The first piece of what I call the jigsaw of bird migration was put in place in the last weeks of August when I heard a fan-tailed cuckoo calling in the Waterworks Valley. Next day straited pardalotes arrived from the mainland.
The swallow might be the traditional harbinger of spring but it is the fan-tailed cuckoos and pardalotes who arrive first, a little later this year on August 18 and 19.
I suspect the cold snap that brought snow in late August and early September delayed their arrival, and also put the swallows a little behind schedule.
Each spring I marvel at how the tiny pardalotes especially – at about nine centimetres, the pardalotes are far smaller than sparrows – make the journey across Bass Strait to Tasmania.
After they are followed by the welcome swallows and tree martins, the bulk of our other migratory species arrive. The four cuckoo species visiting Tasmania generally arrive next although, as I have said, individual fan-tailed cuckoos always seem in a hurry to get here first.
The cuckoos time their arrival to coincide with the start of the breeding season of the smaller birds which will rear their young as surrogate parents during the late spring and summer months.
The migrants arrive sporadically but warm weather and strong winds from the north can create what ornithologists call “wave” days when hundreds of birds of myriad species arrive at the same time.
It is not long before black-faced cuckoo-shrikes – appropriately called summerbirds in Tasmania – can be seen flying across the canopy of the gums in the Waterworks Reserve. The contact call of the summerbird is a familiar but unusual sound in summer. It sounds like someone shuffling a pack of cards.
As the days warm up and insects take to the wing more insect-eaters arrive. The staccato call of the dusky woodswallow rings out as the woodswallows launch themselves from twig perches in the highest white peppermint gums on the sunny southern slopes of the reserve.
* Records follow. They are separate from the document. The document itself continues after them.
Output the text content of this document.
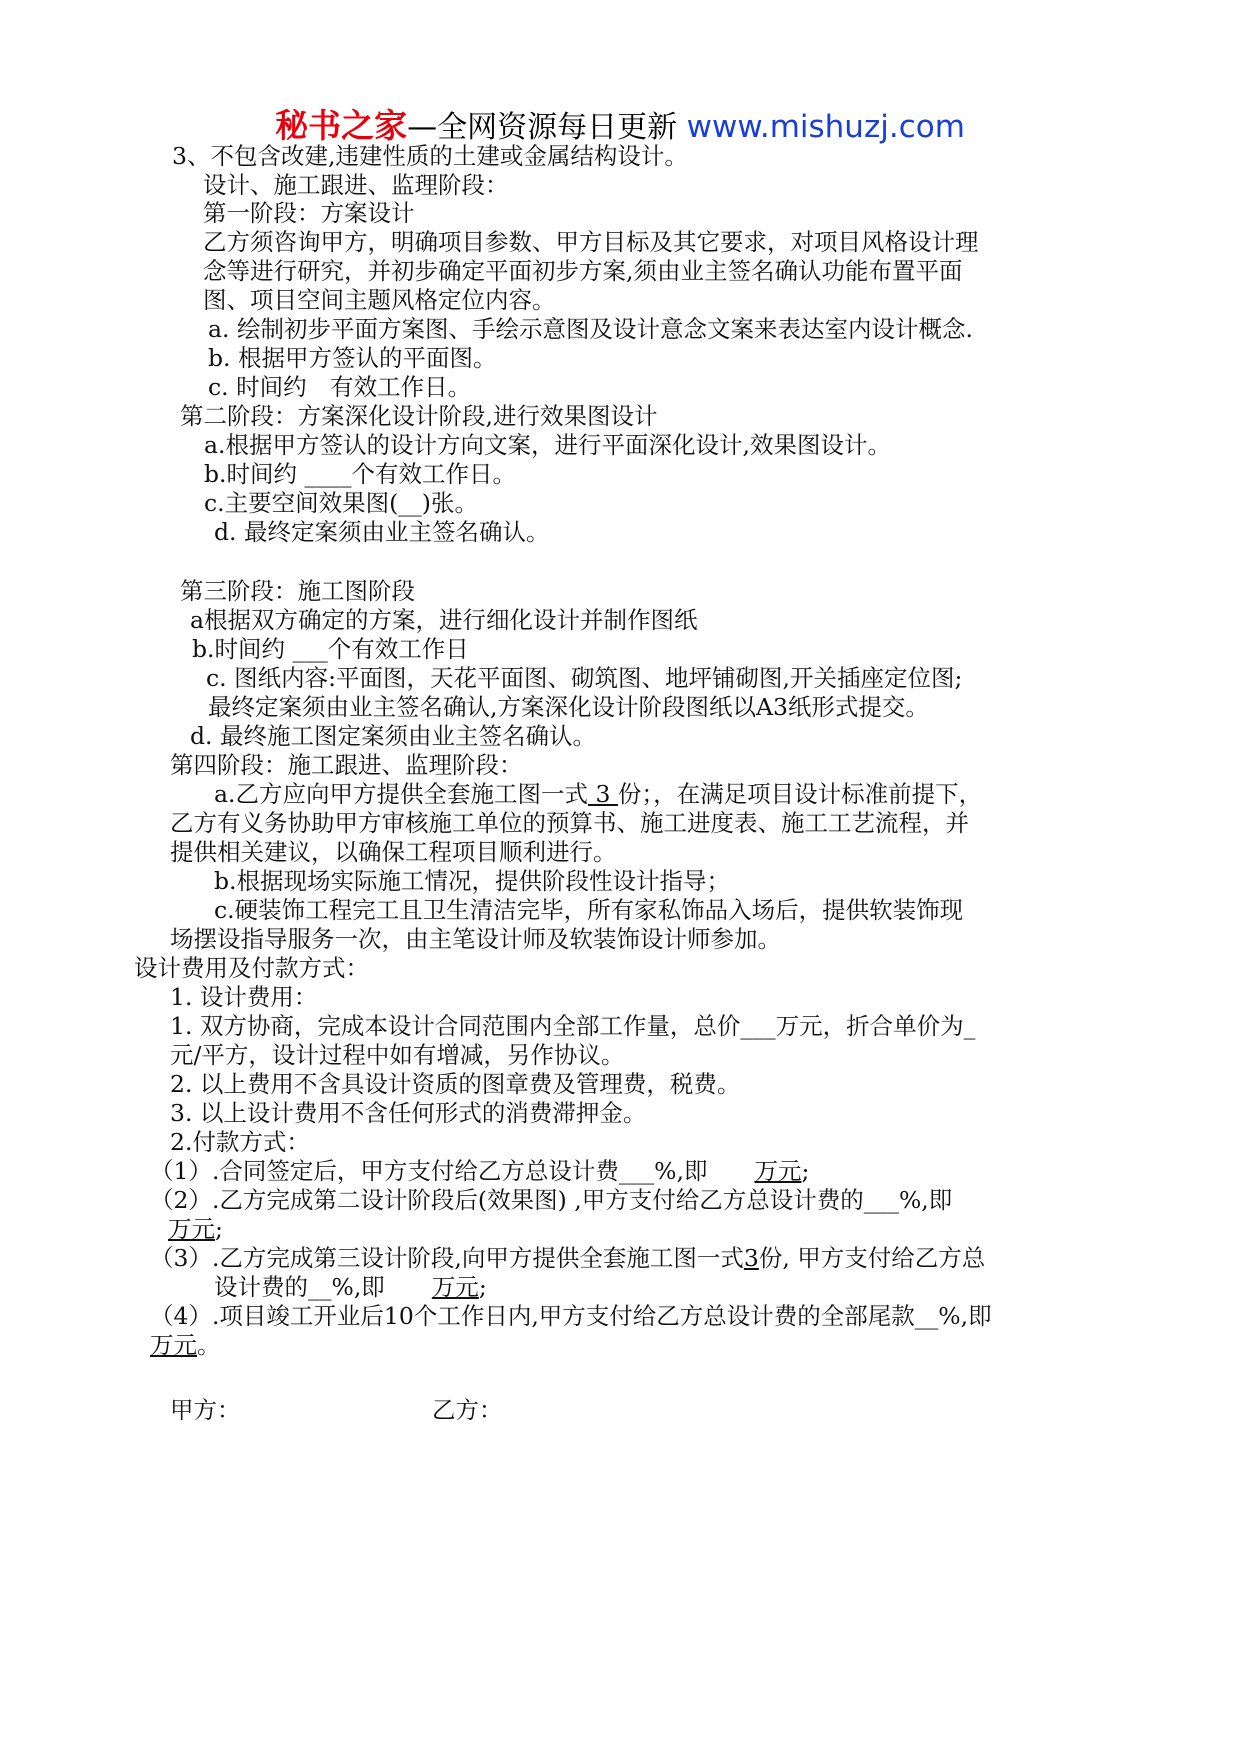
秘书之家—全网资源每日更新 www.mishuzj.com
3、不包含改建,违建性质的土建或金属结构设计。
设计、施工跟进、监理阶段：
第一阶段：方案设计
乙方须咨询甲方，明确项目参数、甲方目标及其它要求，对项目风格设计理
念等进行研究，并初步确定平面初步方案,须由业主签名确认功能布置平面
图、项目空间主题风格定位内容。
a. 绘制初步平面方案图、手绘示意图及设计意念文案来表达室内设计概念.
b. 根据甲方签认的平面图。
c. 时间约　有效工作日。
第二阶段：方案深化设计阶段,进行效果图设计
a.根据甲方签认的设计方向文案，进行平面深化设计,效果图设计。
b.时间约 ____个有效工作日。
c.主要空间效果图(__)张。
d. 最终定案须由业主签名确认。
第三阶段：施工图阶段
a根据双方确定的方案，进行细化设计并制作图纸
b.时间约 ___个有效工作日
c. 图纸内容:平面图，天花平面图、砌筑图、地坪铺砌图,开关插座定位图;
最终定案须由业主签名确认,方案深化设计阶段图纸以A3纸形式提交。
d. 最终施工图定案须由业主签名确认。
第四阶段：施工跟进、监理阶段：
a.乙方应向甲方提供全套施工图一式 3 份；，在满足项目设计标准前提下，
乙方有义务协助甲方审核施工单位的预算书、施工进度表、施工工艺流程，并
提供相关建议，以确保工程项目顺利进行。
b.根据现场实际施工情况，提供阶段性设计指导；
c.硬装饰工程完工且卫生清洁完毕，所有家私饰品入场后，提供软装饰现
场摆设指导服务一次，由主笔设计师及软装饰设计师参加。
设计费用及付款方式：
1. 设计费用：
1. 双方协商，完成本设计合同范围内全部工作量，总价___万元，折合单价为_
元/平方，设计过程中如有增减，另作协议。
2. 以上费用不含具设计资质的图章费及管理费，税费。
3. 以上设计费用不含任何形式的消费滞押金。
2.付款方式：
（1）.合同签定后，甲方支付给乙方总设计费___%,即　　万元;
（2）.乙方完成第二设计阶段后(效果图) ,甲方支付给乙方总设计费的___%,即
万元;
（3）.乙方完成第三设计阶段,向甲方提供全套施工图一式3份, 甲方支付给乙方总
设计费的__%,即　　万元;
（4）.项目竣工开业后10个工作日内,甲方支付给乙方总设计费的全部尾款__%,即
万元。
甲方：	乙方：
Also arriving are species that can be seen in winter, grey fantails and silvereyes. Only about half of Tasmanian-born populations of these species migrate and research is ongoing into why some birds choose to seek out warmer areas over Bass Strait and others chance the harsh Tasmanian winter.
The new arrivals certainly boost the resident population and in the spring and summer months the fantails and silvereyes form the bulk of bird numbers in the reserve.
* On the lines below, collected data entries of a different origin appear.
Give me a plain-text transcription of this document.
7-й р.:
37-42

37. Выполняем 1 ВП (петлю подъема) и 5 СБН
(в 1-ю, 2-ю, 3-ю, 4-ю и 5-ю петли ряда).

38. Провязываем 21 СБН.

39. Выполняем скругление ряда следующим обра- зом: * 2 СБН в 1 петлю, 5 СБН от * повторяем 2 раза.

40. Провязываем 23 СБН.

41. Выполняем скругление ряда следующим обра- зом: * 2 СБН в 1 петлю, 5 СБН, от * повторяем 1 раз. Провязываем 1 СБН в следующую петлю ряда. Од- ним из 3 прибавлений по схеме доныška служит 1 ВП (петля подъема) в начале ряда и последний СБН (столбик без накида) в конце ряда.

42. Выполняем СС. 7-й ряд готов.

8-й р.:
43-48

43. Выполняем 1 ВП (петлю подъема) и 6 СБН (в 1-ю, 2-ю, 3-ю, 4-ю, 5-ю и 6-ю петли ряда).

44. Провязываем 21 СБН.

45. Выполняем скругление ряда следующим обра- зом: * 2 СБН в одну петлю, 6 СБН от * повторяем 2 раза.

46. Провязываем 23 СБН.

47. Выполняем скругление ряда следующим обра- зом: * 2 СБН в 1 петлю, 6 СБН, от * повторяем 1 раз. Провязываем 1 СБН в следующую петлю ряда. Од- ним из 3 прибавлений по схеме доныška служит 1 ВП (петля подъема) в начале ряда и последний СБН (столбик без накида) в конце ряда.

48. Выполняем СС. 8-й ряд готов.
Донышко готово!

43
Against the backdrop of inter-state migrants, a domestic migration is also taking place, with some species moving from wintering grounds near the coast to breeding grounds in the high country, notably kunanyi/Mt Wellington in the Hobart area.
In late winter flame robins not normally seen at the Waterworks Reserve move through, along with crescent honeyeaters and eastern spinebills, making for the mountain.
As spring progresses birders eagerly await the last piece of the migrant jigsaw – the satin flycatcher which arrives well into October and fills the woods with a rasping call which belies its shimmering beauty.